Di giorno il rombo dei motori, di notte il suono assordante della musica. Non c’è pace per gli animali selvatici al Parco di Monza

La SIAS, la Società che ha in gestione l’autodromo, ha avanzato richiesta di costruire nell’area verde della Gerascia una “struttura permanente” dove poter svolgere mega concerti. Lo denunciano le associazioni Enpa, Lav, Leidaa, Lipu, Wwf. Tutto lascia supporre che, se i progetti della SIAS fossero realizzati, il Parco di Monza, da oasi di relativa pace per la fauna selvatica potrebbe trasformarsi in un luogo per grandi manifestazioni musicali, come quelle che si tengono frequentemente al Forum di Assago o, talvolta, allo stadio di San Siro. Per intenderci, quelle che richiamano decine di migliaia di spettatori.

E tutto naturalmente “nel rispetto dell’ambiente”, come ha recentemente dichiarato in un’intervista l’attuale vicepresidente di Regione Lombardia Fabrizio Sala, il quale peraltro si augura di poter ospitare nel Parco nientepopodimeno che cantautori del calibro di Vasco Rossi e Claudio Baglioni. Analoghe opinioni sono state espresse dal Consigliere regionale Andrea Monti. Una struttura permanente costituirebbe un passaggio indispensabile per fare del Parco di Monza un luogo di riferimento per organizzatori di grandi concerti.

Come sia possibile pensare che ciò non abbia conseguenze sulla flora e sulla fauna selvatica lascia sgomenti. Perdita uditiva, effetto mascheramento derivante dall’impossibilità di udire i segnali ambientali, stress generale, aumento della frequenza cardiaca e del ritmo respiratorio, effetti comportamentali fino all’abbandono del territorio e perdita della fase riproduttiva. Questi sono gli effetti già conosciuti dell’inquinamento acustico sulla vita degli animali selvatici, con la conseguente riduzione e frammentazione del loro habitat. Come possono pensare autorevoli politici regionali che i suoni assordanti di un mega concerto rimangano confinati in un’area circoscritta?

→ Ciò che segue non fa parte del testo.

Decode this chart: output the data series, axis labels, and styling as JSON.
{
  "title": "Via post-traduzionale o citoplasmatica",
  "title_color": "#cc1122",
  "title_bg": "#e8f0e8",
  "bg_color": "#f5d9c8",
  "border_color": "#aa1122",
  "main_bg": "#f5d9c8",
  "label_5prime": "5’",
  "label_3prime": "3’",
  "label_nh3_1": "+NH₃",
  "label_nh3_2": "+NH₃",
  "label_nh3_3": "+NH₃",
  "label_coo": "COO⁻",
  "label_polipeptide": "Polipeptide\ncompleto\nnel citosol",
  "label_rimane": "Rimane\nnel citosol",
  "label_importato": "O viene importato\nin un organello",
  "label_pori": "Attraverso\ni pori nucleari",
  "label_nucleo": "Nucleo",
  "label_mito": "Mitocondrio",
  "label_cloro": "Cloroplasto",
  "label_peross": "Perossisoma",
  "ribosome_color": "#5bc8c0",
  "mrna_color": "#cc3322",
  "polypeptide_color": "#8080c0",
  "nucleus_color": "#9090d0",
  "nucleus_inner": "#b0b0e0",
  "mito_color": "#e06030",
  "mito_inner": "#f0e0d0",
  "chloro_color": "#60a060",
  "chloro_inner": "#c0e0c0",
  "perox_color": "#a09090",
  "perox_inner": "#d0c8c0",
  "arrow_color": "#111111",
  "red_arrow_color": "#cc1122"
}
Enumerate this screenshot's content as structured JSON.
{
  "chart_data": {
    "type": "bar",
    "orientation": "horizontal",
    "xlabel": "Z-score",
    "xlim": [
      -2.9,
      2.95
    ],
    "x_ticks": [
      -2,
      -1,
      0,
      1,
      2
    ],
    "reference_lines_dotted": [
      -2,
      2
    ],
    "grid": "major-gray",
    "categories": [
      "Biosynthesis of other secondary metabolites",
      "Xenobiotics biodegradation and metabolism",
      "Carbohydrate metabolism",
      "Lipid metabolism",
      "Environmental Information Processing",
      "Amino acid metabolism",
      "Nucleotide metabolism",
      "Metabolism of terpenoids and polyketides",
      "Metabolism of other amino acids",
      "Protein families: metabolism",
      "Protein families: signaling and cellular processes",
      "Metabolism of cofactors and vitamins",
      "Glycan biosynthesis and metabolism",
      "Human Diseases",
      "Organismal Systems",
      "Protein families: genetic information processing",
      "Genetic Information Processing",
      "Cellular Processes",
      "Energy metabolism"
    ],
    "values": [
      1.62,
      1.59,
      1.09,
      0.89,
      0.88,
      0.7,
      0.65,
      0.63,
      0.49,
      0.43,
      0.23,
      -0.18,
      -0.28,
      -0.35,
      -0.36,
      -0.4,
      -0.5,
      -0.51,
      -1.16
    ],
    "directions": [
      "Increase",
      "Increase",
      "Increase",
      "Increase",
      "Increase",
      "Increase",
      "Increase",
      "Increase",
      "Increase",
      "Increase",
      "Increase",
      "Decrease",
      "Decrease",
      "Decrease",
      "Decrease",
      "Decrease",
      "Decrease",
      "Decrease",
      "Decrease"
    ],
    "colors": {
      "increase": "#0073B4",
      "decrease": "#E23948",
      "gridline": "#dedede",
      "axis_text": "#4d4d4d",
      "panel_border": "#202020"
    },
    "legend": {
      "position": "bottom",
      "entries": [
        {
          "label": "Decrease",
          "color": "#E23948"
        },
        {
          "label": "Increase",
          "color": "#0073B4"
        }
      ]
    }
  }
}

Dunque, come se già non bastassero l’autodromo e il campo da golf a restringere gli spazi naturalistici del complesso del Parco, un’ulteriore vasta area verde avrebbe un’altra destinazione d’uso. Un’area importante, quella della Gerascia, un prato “storico” paesaggistico di alto valore ambientale di conservazione della biodiversità erbacea locale. Un prato a vegetazione spontanea, ricco di essenze, insetti, farfalle e uccelli, che in altre parti del Parco non sono presenti. Un prato molto vulnerabile, in caso di fruizione intensiva e ripetuta da parte di decine di migliaia di persone che, come già accaduto in circostanze precedenti, oltre al persistente calpestio intensivo del suolo lascerebbero un’enorme quantità di rifiuti, di cui una parte consistente di piccole dimensioni di difficile raccolta: come mozziconi di sigarette, tappi di bottiglia, linguette di lattine che, interrandosi, andrebbero a far parte del suolo stesso, col rischio di perdita definitiva e irreversibile del manto erboso e delle specie erbacee che ospita. A ciò andrebbero ad aggiungersi i danni derivanti dal passaggio di mezzi pesanti per la realizzazione della struttura e l’allestimento degli eventi.